Arena multifungsi modern di distrik Santa Giulia Milan seharusnya menjadi permata Olimpiade tahun ini. Namun tempat ini pun tak luput dari urusan belum selesai yang menimpa pihak penyelenggara hanya beberapa hari sebelum upacara pembukaan. Namun dalam kasus aula ini, hal itu tidak boleh berakibat fatal.
“Apakah kita sudah menyelesaikan semua ruang di kampus? Tidak,” akui Direktur Eksekutif Komite Olimpiade Internasional, Christophe Dubi. “Tetapi apakah hal itu mutlak diperlukan untuk Olimpiade? Tidak,” tambahnya dalam satu tarikan napas, seraya mengatakan bahwa segala sesuatu yang penting bagi publik, media, dan atlet akan menjadi yang terbaik. “Apakah ada hal lain yang bisa kami lakukan? Ya. Kami masih bekerja keras,” meyakinkan Dubi.
Selain tukang bangunan, polisi juga sibuk. Berbeda dengan pengrajin, mereka tidak berjuang melawan waktu, namun melawan gelombang kejahatan yang ada di sekitarnya. Pengedar narkoba di Stasiun Rogoredo merupakan masalah besar. Layanan antar-jemput untuk ribuan pengunjung Olimpiade akan disiapkan dari sini.

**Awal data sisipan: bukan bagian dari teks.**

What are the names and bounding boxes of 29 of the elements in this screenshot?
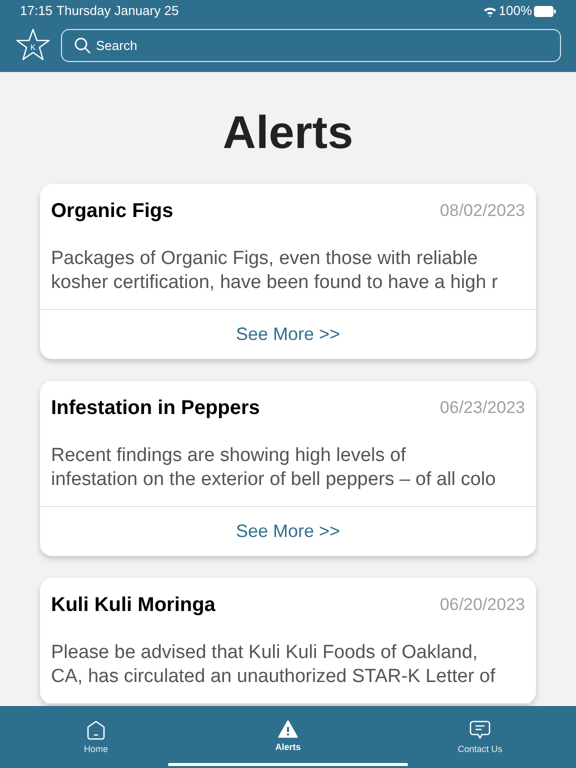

Petugas penegak hukum berulang kali melakukan intervensi di wilayah tersebut. Seminggu yang lalu, situasi meningkat dalam sebuah tragedi ketika seorang polisi menembak dan membunuh seorang pecandu narkoba asal Maroko setelah seorang penyerang menodongkan pistol ke arahnya. Momen mengerikan juga terjadi pada hari Minggu, ketika seorang pria berkebangsaan Tiongkok mencuri senjata seorang polisi dan melarikan diri. Meskipun dia selamat dari baku tembak berikutnya dengan patroli, dia saat ini dirawat di rumah sakit karena luka serius.
Orang Italia sudah sibuk beberapa hari sebelum dimulainya Olimpiade.